To the exception of the Matcha tea ceremony, Japan today produces many whole leaf green teas of very high quality whose preparation demands some special cares. The delicacy of the leaf requires a quick infusion and a water temperature which is lower the higher the quality of tea.

Unlike all the other green teas produced in the world, Japanese green teas are not prepared according to the traditional Chinese process but undergo a special type of firing, by using steam. The leaves, instead of being roasted in a boiling hot receptacle, are steamed for a few minutes, which gives them a shiny appearance and a slightly iodised taste which is immediately recognizable.

Because of this typical appearance and flavour, Japanese green teas often provoke surprise in Westerners.
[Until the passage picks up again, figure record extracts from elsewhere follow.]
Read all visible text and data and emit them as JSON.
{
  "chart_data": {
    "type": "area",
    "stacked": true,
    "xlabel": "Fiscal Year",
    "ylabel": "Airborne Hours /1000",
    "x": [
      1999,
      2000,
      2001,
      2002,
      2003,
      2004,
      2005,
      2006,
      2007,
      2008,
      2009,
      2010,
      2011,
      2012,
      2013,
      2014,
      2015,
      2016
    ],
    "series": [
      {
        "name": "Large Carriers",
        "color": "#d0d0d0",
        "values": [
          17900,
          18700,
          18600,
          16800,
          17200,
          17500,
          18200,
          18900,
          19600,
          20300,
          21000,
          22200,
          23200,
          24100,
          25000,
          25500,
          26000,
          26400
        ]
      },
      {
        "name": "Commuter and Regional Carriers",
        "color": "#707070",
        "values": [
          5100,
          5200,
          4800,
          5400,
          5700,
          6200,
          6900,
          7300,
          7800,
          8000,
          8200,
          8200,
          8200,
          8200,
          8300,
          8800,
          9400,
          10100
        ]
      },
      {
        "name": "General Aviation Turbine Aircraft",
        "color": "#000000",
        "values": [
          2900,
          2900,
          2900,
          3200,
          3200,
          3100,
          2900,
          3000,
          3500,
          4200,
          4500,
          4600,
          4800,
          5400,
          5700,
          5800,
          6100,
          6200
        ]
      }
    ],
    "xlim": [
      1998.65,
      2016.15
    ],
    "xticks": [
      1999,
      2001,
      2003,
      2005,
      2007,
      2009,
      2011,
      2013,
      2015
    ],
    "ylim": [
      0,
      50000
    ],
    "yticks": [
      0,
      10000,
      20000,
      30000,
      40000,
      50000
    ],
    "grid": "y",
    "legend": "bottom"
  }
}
They are teas that are rich in vitamins and with a light caffeine. They must be drunk unadulterated, with nothing added.

Gyokuro

 

Gyokuro teas are the most prestigious green teas of Japan and are some of the most expensive teas in the world. They are only plucked once a year, and only in selected plantations. A few weeks before the harvest, the planter takes care to cover the tea plants with sheets or with bamboo straw matting, to filter 90% of the sun's rays. Starved of light, the tealeaf softens and starts producing much more chlorophyll than it would have done in the open air, which gives the tea a flavour of incomparable freshness and purity.

Sencha

 

Sencha teas are green teas very widespread in Japan. Their name in Japanese means "infused tea". They are produced several times a year using the best leaves from the tea plants.

The plucking is done mechanically, a technique that the Japanese have mastered so they can obtain teas of different grades. After steam firing, the leaves are folded to look like small flat needles. A Sencha tea is prepared with varying quantities of tea, differing volumes and temperatures of water, as well as different times of infusion, depending on its quality.

Tamaryokucha

 

Tamaryokucha teas are produced in the same way as Sencha teas. They are simply rolled instead of being folded, which gives them more colour.

Bancha

 

Bancha teas are produced with lower, larger leaves than those used for Sencha teas. The folding of the leaves is also less refined. They make up the bulk of Japanese production and are taken in three different guises: natural, grilled or with cereal grains added.